Senator Kurt Vialet was not particularly enthusiastic about the outcome of future tax study meetings. “I'm leery that we might have some recommendations coming in that might not be in the best interest of the Government of the Virgin Islands, but in the best interest of the private sector,” he admitted. “The Government of the Virgin Islands could literally collapse…We gotta be careful,” Vialet warned.

With no work conducted by the Commission thus far, the Office of Management and Budget has stepped in to assess how the territory’s revenue collection can be enhanced. “We started a process where we started to look at gross receipts. We started looking at even up to Airbnb, where we're not capturing revenues,” said OMB’s new director, Julio Rhymer.

Mr. Rhymer, for his part, did not seem keen on switching over to a sales tax model. “Despite being regressive," he said of the Gross Receipt Tax, "it generates probably 40% of our revenue…Even if you reduce [the rate by] 1%, 20% of your revenue goes away for the government.” For Mr.

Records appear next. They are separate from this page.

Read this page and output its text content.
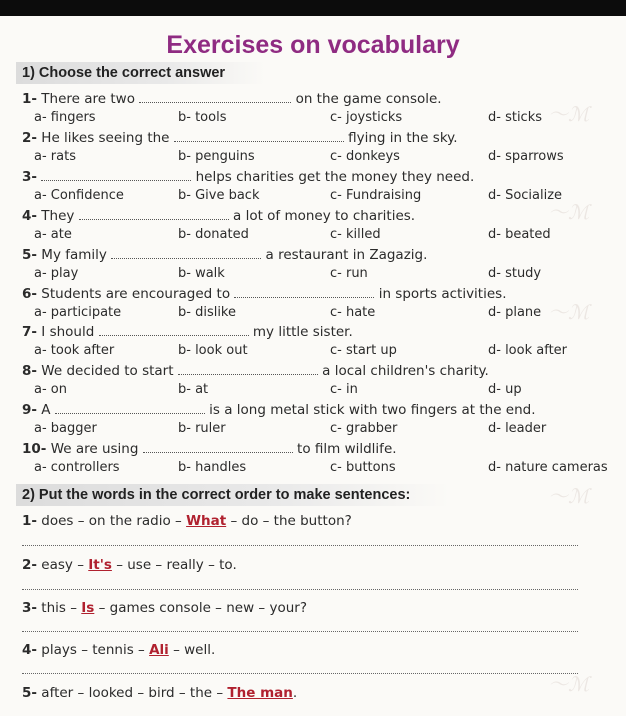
〜ℳ
〜ℳ
〜ℳ
〜ℳ
〜ℳ
Exercises on vocabulary
1) Choose the correct answer
1- There are two	on the game console.
a- fingers	b- tools	c- joysticks	d- sticks
2- He likes seeing the	flying in the sky.
a- rats	b- penguins	c- donkeys	d- sparrows
3-	helps charities get the money they need.
a- Confidence	b- Give back	c- Fundraising	d- Socialize
4- They	a lot of money to charities.
a- ate	b- donated	c- killed	d- beated
5- My family	a restaurant in Zagazig.
a- play	b- walk	c- run	d- study
6- Students are encouraged to	in sports activities.
a- participate	b- dislike	c- hate	d- plane
7- I should	my little sister.
a- took after	b- look out	c- start up	d- look after
8- We decided to start	a local children's charity.
a- on	b- at	c- in	d- up
9- A	is a long metal stick with two fingers at the end.
a- bagger	b- ruler	c- grabber	d- leader
10- We are using	to film wildlife.
a- controllers	b- handles	c- buttons	d- nature cameras
2) Put the words in the correct order to make sentences:
1- does – on the radio – What – do – the button?
2- easy – It's – use – really – to.
3- this – Is – games console – new – your?
4- plays – tennis – Ali – well.
5- after – looked – bird – the – The man.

Rhymer, “that's something that we really need to not touch unless we do a comprehensive study going forward in regards to a sales tax.”

The Legislature was also encouraged to be guided by the knowledge that “the gross receipts tax is tied to our bond covenants,” making it difficult to amend the gross receipts system without the approval of bond holders.

That revelation caused Senator Marise James to wonder whether the entire conversation on moving from a gross receipt system to a sales tax model was “futile.” Mr. Lee clarified by replying that “there's always an opportunity to approach the bond holders and renegotiate a future path, but that would depend on their acceptance of it.”

With the conversation set to continue outside of Legislative sessions, Senator Novelle Francis, who chairs the Committee on Budget, Appropriations, and Finance, urged the government’s financial team to pay close attention to cash-only businesses, “making sure that what's due to Caesar is paid unto Caesar.” It’s something that the GVI is currently unable to monitor. “If a cash sale happens, if there's no transaction recorded, that cash goes, quite frankly, under someone's mattress or in their safe,” said Mr. Lee.

Tuesday’s meeting included no clarity on when the Tax Study Commission will convene – or even be populated. Senator Carla Joseph has urged Governor Albert Bryan to “vet and send down those names, because this is an urgent matter.”